Under the deal, the new rates on income, investment and inheritances would be permanent.
Mr. Obama and the Democrats would be granted a five-year extension of
tax cuts they won in the 2009 stimulus law for middle-class and
working-poor taxpayers. Those include a child credit that goes out as a
check to workers who do not earn enough money to pay income taxes, an
expanded earned income credit and a refundable credit for tuition.
Democrats also secured a full year’s extension of unemployment insurance without strings attached, a $30 billion cost.
All combined, the official said, the new package would raise about $600
billion over 10 years, compared to the revenue generated if current tax
levels were simply extended.

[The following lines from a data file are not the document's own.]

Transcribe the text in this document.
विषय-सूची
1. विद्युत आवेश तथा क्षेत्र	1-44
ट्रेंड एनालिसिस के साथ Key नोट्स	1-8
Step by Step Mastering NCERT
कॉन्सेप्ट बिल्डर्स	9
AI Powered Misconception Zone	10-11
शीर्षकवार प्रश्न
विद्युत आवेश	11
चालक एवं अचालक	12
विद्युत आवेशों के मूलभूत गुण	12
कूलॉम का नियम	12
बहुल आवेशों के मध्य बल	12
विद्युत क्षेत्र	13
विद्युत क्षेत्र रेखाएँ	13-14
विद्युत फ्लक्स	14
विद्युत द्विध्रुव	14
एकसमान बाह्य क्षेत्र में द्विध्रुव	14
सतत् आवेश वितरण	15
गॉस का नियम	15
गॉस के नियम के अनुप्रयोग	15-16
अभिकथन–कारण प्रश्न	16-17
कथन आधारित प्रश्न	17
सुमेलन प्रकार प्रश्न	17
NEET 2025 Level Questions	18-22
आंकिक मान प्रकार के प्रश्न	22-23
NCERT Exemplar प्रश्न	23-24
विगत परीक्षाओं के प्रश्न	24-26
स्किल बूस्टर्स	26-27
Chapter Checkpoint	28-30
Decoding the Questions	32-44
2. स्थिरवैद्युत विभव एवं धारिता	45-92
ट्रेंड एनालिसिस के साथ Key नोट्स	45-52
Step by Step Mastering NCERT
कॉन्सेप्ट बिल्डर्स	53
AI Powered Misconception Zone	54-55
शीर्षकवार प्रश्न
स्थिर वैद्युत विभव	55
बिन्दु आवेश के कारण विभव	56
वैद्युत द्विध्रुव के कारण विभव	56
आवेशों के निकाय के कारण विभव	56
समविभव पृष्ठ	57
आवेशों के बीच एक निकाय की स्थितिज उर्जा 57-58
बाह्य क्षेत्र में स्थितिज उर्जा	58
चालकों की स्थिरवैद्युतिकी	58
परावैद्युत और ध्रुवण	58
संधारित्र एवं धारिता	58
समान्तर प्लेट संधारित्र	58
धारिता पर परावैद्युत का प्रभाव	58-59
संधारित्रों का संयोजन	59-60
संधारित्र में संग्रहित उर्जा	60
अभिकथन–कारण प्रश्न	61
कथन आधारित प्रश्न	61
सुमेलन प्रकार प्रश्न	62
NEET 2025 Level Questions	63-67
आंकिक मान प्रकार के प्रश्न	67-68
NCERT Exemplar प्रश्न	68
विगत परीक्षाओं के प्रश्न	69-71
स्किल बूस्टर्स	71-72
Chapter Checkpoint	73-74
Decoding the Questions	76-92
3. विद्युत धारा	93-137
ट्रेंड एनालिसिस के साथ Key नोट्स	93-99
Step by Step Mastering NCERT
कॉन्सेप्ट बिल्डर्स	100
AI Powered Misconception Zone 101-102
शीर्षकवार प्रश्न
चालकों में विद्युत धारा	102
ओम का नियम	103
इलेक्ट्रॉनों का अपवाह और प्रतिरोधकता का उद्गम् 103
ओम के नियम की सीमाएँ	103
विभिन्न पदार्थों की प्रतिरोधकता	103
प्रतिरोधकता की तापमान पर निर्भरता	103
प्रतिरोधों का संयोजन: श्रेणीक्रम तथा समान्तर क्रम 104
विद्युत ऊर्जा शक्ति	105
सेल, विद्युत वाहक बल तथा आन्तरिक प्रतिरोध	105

That, he said, is 85 percent of the revenue
Democrats had wanted to raise under Mr. Obama’s initial proposal, which
would have raised around $700 billion.
In addition, the deal would stave off sharp cuts for one year to health
care providers who treat Medicare patients. That cost, about $30
billion, would be paid for with cuts to other health care programs.
The official said all those provisions are sealed, but a big issue
remains open: what to do about automatic spending cuts. Democrats,
including the White House, are demanding a one-year “pause” to give
negotiators time to strike a broader deficit reduction deal. Republicans
have offered a three-month hiatus but no more.
“It would be crazy to not come together on this,” the official said.
Mr. Obama used his speech to warn Republicans that he would continue to
press for more tax increases even beyond whatever may be included in a
deal now. “If Republicans think I will finish the job of deficit
reduction through spending cuts alone,” he said, then “they’ve got
another think coming. That’s not how it’s going to work.”
Republicans responded to the president’s speech angrily, accusing him of
“moving the goal posts” just when a deal was in reach. They said that
they knew that the two sides still had to agree on how to suspend
automatic across-the-board spending cuts, but that they generally agreed
that such a suspension would be offset, at least partially, by spending
cuts elsewhere. Instead, the president said any deal to turn off the
so-called sequester had to be financed by tax increases and spending
cuts in concert.
“He can’t hold the middle class hostage when an agreement is ready
simply because he wants to get the sequester done now,” a senior
Republican leadership aide said after the speech. “That can be handled
over the next month or so.”
Democrats are more likely to protest the deal than Republicans. Liberals
are already complaining that almost all of the Bush tax cuts would be
made permanent, but that Democratic tax cuts secured in the stimulus law
get only a five-year lease on life. Richard L. Trumka, the head of the
A.F.L.-C.I.O., is demanding a separate vote to kill any cut to the
estate tax, which goes to the richest of the rich.
Senator Tom Harkin, a liberal Democrat from Iowa, earlier Monday warned
that the negotiations were producing what “looks like a very bad deal
the way this is shaping up.”
Some conservatives in the House will almost immediately criticize the
deal, saying it lacks sufficient spending cuts. House leaders were
waiting to get full details of any agreement and were particularly
interested in details on the sequester.